TIM is still fairly traditional right now, since the last thing first responders want is technology that doesn’t work properly.
While radios and cell phones have their uses, one problem traffic incident responders are running into often is that communications often remain siloed.
For example, people who witness a car crash call 9-1-1, at which time dispatchers send out law enforcement, ambulances, and the fire department. However, public safety dispatchers rarely inform transportation management centers (TMCs), even though they could help manage the scenes. And the TMCs almost never communicate with towing companies to clear vehicles out of the way.
One way the FHWA is looking at breaking down the silos is with computer-aided dispatching.
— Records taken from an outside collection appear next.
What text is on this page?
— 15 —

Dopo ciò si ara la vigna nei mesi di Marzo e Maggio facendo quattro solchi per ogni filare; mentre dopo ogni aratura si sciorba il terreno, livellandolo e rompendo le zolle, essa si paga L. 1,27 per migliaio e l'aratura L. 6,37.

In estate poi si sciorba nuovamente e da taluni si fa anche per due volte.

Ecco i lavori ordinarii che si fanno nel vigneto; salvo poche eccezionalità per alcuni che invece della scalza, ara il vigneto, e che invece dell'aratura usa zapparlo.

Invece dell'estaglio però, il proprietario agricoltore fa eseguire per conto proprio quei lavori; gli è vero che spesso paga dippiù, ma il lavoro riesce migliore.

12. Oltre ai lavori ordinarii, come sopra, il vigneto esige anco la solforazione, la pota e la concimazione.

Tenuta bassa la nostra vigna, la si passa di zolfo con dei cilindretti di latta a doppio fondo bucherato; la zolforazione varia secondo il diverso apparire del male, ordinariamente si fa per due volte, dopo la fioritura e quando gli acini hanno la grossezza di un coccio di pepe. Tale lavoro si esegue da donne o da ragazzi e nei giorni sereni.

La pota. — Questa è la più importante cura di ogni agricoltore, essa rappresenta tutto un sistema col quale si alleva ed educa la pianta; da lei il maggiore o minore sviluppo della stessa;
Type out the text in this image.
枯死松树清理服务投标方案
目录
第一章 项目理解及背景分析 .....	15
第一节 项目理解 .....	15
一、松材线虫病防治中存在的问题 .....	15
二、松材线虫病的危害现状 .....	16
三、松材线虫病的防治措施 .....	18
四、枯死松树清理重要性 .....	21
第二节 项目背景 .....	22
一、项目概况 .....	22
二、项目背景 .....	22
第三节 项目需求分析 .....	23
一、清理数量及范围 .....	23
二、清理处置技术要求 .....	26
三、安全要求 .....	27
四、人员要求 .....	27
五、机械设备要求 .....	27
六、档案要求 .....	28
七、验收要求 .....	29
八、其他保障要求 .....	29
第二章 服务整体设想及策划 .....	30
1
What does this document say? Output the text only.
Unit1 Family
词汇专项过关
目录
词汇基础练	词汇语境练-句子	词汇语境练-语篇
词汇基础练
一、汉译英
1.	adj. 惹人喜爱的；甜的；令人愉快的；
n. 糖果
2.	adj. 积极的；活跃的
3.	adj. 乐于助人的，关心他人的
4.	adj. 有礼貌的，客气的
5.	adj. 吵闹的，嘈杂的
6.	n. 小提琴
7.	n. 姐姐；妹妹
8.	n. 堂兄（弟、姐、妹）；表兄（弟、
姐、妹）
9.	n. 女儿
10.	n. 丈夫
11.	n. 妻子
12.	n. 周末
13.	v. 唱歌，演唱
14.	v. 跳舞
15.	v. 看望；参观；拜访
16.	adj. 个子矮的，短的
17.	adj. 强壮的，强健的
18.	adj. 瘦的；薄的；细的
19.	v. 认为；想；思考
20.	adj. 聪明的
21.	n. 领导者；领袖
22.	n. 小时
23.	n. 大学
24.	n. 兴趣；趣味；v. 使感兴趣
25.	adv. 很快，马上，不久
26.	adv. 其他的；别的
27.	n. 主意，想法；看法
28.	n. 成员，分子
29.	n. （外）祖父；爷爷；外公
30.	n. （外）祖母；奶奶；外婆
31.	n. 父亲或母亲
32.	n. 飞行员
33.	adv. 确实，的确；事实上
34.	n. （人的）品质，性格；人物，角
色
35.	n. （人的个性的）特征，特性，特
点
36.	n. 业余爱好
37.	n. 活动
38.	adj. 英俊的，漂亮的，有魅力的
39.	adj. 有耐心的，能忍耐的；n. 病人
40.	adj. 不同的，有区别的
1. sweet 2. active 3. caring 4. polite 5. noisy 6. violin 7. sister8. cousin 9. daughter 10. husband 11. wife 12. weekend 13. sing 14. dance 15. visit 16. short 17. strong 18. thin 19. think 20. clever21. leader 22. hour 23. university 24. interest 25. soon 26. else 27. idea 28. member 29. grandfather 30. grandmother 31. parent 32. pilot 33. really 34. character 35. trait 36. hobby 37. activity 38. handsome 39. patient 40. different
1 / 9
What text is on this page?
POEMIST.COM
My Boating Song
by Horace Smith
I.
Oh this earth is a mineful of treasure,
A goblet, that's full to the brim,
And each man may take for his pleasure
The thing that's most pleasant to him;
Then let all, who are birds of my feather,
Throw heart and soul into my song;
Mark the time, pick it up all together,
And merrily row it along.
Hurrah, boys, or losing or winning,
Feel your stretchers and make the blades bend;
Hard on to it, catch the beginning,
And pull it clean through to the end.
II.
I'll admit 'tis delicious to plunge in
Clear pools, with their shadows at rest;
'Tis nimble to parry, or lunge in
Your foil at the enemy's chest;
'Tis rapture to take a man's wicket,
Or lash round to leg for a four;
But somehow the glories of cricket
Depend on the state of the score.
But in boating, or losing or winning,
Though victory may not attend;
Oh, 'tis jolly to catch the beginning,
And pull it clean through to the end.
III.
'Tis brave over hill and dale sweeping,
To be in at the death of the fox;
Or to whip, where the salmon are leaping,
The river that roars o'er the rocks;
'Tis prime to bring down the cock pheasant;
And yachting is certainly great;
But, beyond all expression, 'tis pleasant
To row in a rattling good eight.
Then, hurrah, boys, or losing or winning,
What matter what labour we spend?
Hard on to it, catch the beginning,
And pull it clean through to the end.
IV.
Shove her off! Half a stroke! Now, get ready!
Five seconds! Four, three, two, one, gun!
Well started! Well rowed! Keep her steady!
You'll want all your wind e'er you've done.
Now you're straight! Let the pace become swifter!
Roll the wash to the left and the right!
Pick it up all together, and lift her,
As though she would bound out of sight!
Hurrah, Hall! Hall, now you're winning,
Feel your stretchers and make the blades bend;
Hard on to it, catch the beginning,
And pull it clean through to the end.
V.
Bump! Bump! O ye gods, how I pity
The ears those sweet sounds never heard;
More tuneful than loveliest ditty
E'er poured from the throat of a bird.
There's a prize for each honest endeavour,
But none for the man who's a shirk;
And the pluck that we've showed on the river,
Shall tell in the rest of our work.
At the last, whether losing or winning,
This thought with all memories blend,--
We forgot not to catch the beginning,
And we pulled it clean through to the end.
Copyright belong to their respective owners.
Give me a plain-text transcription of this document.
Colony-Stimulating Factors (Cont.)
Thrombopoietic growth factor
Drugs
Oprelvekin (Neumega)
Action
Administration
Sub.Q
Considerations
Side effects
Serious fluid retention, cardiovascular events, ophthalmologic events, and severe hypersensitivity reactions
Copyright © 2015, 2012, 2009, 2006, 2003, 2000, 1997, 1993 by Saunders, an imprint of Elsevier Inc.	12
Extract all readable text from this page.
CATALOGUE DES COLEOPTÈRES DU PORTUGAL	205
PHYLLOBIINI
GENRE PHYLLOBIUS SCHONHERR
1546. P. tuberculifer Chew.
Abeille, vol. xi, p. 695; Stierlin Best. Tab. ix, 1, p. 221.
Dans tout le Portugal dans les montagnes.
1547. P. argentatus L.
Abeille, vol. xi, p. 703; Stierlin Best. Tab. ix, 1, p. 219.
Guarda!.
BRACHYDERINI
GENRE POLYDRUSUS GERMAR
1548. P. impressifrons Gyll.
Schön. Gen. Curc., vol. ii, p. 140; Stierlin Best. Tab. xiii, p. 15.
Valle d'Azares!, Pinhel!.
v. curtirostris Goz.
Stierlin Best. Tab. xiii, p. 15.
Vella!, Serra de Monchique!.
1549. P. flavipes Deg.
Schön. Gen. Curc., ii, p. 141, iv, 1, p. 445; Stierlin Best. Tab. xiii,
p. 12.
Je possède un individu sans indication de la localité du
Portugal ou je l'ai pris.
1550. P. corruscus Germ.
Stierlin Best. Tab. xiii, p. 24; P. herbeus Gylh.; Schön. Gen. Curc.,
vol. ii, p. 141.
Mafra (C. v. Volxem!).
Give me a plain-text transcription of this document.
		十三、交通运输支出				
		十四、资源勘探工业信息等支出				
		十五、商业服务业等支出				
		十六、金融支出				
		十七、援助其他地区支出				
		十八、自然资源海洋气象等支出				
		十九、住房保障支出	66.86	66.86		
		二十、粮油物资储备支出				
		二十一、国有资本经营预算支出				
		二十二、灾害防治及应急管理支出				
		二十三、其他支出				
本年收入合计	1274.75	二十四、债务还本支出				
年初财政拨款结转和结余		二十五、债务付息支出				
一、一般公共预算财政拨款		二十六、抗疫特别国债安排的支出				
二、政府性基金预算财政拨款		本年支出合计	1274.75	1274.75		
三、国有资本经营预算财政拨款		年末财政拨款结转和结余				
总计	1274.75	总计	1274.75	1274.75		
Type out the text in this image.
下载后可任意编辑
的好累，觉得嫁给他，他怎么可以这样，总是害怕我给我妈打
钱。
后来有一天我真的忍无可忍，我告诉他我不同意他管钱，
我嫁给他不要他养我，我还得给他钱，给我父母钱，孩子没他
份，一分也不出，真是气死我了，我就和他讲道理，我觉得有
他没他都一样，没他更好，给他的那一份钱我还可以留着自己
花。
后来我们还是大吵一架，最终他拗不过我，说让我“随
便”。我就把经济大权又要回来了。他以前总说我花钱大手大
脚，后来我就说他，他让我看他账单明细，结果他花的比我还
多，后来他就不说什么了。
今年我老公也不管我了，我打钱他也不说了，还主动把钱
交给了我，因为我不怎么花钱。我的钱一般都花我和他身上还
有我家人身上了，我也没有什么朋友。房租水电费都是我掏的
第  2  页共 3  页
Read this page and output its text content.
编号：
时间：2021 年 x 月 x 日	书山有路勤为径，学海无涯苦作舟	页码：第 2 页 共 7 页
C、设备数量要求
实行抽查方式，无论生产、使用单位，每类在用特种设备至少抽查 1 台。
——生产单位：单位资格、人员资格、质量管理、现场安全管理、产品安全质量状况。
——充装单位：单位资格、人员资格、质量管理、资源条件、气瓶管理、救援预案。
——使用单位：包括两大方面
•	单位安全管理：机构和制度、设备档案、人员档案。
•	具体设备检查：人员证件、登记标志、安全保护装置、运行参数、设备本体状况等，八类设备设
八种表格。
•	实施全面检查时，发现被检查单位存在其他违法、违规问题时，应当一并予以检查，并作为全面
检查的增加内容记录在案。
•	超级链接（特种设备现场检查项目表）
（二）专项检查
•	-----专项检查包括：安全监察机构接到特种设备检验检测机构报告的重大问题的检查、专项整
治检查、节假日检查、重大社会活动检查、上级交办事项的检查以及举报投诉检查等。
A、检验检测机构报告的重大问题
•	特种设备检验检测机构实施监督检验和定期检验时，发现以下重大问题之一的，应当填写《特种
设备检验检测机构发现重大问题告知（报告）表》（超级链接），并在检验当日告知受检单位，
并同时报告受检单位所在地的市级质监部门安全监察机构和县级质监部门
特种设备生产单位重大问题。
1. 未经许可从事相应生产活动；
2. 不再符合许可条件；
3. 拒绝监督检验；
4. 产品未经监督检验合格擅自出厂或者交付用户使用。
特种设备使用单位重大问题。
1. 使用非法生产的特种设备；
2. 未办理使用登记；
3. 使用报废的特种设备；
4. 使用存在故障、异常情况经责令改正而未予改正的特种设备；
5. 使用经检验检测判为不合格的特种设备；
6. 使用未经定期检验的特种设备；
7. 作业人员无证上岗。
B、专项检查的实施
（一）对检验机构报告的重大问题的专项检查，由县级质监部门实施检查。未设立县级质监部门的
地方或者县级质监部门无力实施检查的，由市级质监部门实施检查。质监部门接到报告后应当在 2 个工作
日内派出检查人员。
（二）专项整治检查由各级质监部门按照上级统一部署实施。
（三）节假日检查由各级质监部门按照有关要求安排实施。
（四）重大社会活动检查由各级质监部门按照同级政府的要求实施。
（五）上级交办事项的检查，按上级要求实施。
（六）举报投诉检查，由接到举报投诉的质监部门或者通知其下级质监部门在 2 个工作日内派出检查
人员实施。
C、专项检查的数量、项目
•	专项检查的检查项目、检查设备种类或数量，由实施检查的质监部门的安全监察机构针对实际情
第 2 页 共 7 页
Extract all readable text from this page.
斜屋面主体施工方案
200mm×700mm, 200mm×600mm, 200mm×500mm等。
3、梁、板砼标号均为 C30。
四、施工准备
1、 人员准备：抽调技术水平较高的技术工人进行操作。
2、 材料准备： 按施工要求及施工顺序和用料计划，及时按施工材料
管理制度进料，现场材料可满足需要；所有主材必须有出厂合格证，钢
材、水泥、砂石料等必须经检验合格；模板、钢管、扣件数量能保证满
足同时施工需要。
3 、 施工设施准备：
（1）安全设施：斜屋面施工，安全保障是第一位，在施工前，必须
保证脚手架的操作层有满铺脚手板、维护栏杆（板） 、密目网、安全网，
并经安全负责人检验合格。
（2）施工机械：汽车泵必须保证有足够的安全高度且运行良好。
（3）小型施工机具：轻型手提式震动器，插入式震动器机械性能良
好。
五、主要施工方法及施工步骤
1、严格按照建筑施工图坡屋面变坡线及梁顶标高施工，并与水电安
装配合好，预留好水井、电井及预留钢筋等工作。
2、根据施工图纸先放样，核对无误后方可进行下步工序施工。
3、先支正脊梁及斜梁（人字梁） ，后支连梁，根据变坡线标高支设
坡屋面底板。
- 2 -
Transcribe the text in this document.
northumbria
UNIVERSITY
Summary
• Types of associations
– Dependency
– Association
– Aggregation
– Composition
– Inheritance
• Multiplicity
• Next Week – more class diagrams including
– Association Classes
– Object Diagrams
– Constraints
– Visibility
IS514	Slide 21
This would integrate public safety and traffic management data to help them talk to each other.
Unmanned aerial vehicles are also being studied, with an eye toward using them to help save lives and time.
Predictive modeling, like that provided by Urban SDK, can help mitigate incidents by improving placement of safety personnel. It can also minimize economic disruptions by optimizing clearance times.
Traffic incident management is a relatively quiet field keeping highways and other roads open.
Its mission of keeping road users safe and traffic open is currently dominated by bureaucracy and caution.
However, the smart technologies being developed today for the vehicles of tomorrow, whether autonomous or driver operated, will both force them to adapt and provide new complications and methods of responding to traffic incidents of all kinds.